Nylon, rubber, silicone, Teflon, PVC - these are all examples of man-made polymers - long chains of repeated molecular units that we call monomers. While polymers also exist in nature (think wool, silk, or even hair), the invention of synthetic polymers, the most famous of which is plastic, revolutionized the industry. Light, stretchy, flexible, yet strong and resistant, synthetic polymers are one of the most versatile materials on the planet, used in everything from clothing to building, packaging and energy production. Since the very beginning of this new era in material engineering, understanding the influence of external forces on polymers' strength and stability has been crucial to evaluate their performance.
When subjected to mechanical stress, the weak bonds that keep some polymer chains together are overcome, and one inevitably breaks. When this happens, a free radical (a molecule with an unpaired electron, which is naturally unstable and very reactive, called a "mechanoradical" in this case) is generated. By estimating the amount of free mechanoradicals produced, we can infer the resistance of a material to the amount of stress. While this phenomenon is well documented, scientists struggled to observe it under ambient temperature in bulk state, because mechanoradicals produced for polymers in bulk are not stable due to their high reactivity toward oxygen and other agents.

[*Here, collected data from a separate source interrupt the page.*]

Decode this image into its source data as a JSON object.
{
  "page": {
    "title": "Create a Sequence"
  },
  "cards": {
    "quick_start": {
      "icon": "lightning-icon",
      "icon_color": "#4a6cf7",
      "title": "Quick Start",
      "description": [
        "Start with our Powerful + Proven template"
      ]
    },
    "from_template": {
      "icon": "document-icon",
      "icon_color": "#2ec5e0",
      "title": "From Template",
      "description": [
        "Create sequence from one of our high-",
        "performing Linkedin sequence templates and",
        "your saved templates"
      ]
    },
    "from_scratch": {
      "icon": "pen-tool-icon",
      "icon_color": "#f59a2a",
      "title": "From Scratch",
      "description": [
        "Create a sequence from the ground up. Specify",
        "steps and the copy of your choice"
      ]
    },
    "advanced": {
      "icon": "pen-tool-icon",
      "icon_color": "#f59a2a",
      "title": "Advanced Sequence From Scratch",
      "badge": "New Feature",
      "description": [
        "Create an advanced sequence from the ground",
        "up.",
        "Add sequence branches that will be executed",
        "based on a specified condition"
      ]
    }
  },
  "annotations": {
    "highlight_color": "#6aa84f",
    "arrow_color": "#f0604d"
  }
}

Researchers from Tokyo Institute of Technology led by Professor Hideyuki Otsuka decided to take up the challenge. In their study published in Angewandte Chemie International Edition, they used a small molecule called diarylacetonitrile (H-DAAN) to capture the rogue free radicals. "Our theory was that H-DAAN would emit a distinctive fluorescent light when it reacts with the free radicals, which we could then measure to estimate the extent of polymer breakdown," explains Prof Otsuka. "The theory is simple; the higher the force exerted on the polymer, the more mechanoradicals are produced, and the more they react with H-DAAN. This higher reaction rate results in more intense fluorescent light, changes in which can easily be measured."
The researchers now wanted to see how this would work in practice. When polystyrene (in the presence of H-DAAN) was subjected to mechanical stress via grinding, the H-DAAN acted as a radical scavenger for polymeric mechanoradicals, and bound with them to produce "DAAN* ," which has fluorescent properties. This caused a visible yellow fluorescence to appear.
"More important, probably, is the clear correlation that we found between fluorescence intensity and the amount of DAAN radicals generated by the ground-up polystyrene, as we had predicted," reports Prof Otsuka. "This means that it is possible to estimate the amount of DAAN radicals generated in the bulk system just by measuring the fluorescence intensity."
The implications of their findings are wide-ranging: by being able to visually quantify how materials respond to different external stimuli, they can test how suitable polymers are for various uses, depending on the mechanical stress they will be expected to undergo. This method could prove to be an invaluable tool for scientists and engineers as they strive to improve material performance and specificity.
This exciting research this shine light on the responses of polymers to mechanical stress and illuminate the way forward in the research of polymer mechanoradicals!